There are 40,000 unidentified bodies and remains in the United States. This week, this Justice Department plans to unveil it’s new database, NamUS, in an effort to link those remains to their families and loved ones. It has been in service since the first week in January.
Debra Culberson, the mother of murdered daughter Carrie Culberson, is largely responsible for it’s creation.
I just need to know where she is..” Debra says.
Carrie Culberson, 22, vanished after going out with friends in Blanchester, OH, the evening of August 28, 1996. She had been in an abusive relationship with Vince Doan, and had sought a restraining order against him. Although he was arrested and subsequently convicted of her murder, he has never revealed where her remains could be located.
In an interview with CBS Correspondent Erin Moriarty, when asked why this was so important to her, Debra responded:
“I think any mother, or any parent in the world, would understand this: It’s that physical body that I held in my arms all those years, and just the need to know where her remains are. It’s not any different than someone losing a soldier — you know — they still need to find their son’s remains.”
Kentucky State Forensic Anthropologist, Dr. Emily Craig, would receive a call from Debra every time remains were found. Over the last 12 years, there have been many. Until this database, that was really the only proactive way for a family member to keep connected to any possible findings.
“For years,” says Kentucky State Forensic Anthropologist Dr. Emily Craig, “we’ve had this world going on with the unidentified dead, we’ve had this world going on with the missing, and trying to put them together … (it was as if) they were in two different worlds.”
The database has already been successful in two cases, to be profiled on their site soon.

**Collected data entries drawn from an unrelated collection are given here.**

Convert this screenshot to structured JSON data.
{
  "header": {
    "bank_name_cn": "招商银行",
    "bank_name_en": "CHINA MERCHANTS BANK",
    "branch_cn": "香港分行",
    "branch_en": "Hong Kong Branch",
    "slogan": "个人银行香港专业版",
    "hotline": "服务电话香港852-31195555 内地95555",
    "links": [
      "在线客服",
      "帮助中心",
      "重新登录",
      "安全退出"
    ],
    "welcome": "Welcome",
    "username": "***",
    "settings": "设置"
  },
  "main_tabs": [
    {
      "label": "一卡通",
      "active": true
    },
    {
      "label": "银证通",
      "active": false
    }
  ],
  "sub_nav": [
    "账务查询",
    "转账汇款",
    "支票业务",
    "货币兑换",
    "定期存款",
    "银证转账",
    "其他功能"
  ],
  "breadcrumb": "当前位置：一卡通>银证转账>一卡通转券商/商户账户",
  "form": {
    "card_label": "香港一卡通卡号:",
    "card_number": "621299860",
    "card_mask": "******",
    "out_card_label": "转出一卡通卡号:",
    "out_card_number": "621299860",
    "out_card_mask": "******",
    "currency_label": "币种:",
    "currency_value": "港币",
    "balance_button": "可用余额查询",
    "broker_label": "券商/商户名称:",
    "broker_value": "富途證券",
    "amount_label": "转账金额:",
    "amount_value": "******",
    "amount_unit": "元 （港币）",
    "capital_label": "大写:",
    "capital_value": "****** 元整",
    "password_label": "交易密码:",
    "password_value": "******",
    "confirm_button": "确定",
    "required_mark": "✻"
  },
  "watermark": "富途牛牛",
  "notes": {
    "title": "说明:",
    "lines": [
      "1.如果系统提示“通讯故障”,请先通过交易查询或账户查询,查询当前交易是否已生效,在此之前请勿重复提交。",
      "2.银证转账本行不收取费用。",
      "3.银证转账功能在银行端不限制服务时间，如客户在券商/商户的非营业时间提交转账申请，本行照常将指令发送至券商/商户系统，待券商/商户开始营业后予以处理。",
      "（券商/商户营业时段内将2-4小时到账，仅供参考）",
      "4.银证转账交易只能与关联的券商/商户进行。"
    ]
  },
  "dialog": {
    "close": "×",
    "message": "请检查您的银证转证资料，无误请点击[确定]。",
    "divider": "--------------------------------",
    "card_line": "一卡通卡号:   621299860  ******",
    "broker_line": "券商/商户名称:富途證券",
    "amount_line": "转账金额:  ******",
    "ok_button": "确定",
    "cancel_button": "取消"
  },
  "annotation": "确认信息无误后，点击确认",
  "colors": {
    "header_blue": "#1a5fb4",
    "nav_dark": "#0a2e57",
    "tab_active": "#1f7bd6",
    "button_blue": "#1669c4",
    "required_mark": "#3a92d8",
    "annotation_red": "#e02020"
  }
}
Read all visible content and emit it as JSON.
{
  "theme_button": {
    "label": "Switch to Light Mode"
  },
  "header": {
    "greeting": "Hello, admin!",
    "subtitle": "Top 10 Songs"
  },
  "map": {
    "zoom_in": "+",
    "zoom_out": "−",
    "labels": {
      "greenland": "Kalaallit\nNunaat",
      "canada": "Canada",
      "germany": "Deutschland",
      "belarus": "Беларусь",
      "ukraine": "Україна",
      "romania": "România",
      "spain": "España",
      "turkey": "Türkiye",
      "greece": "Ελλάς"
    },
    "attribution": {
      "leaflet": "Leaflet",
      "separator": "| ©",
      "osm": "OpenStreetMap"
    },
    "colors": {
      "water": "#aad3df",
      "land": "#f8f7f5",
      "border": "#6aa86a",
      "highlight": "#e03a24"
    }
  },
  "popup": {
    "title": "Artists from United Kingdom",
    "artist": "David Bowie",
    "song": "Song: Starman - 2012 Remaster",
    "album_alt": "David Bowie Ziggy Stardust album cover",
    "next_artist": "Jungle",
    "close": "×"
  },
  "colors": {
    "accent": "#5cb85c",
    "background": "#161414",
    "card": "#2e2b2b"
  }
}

(Author’s note: I would add my hope that with uncovering and identifying more remains and allowing families to grieve and some semblence of closure, I am hopeful this will also yield quite a few arrests for the person’s responsible to insure justice is done for any victims and their families. There is no input module that ties that together from the NamUS database directly. It would still need to be run through the assigned investigators and perhaps CODIS and AFIS. Perhaps that might be a thought for future updates.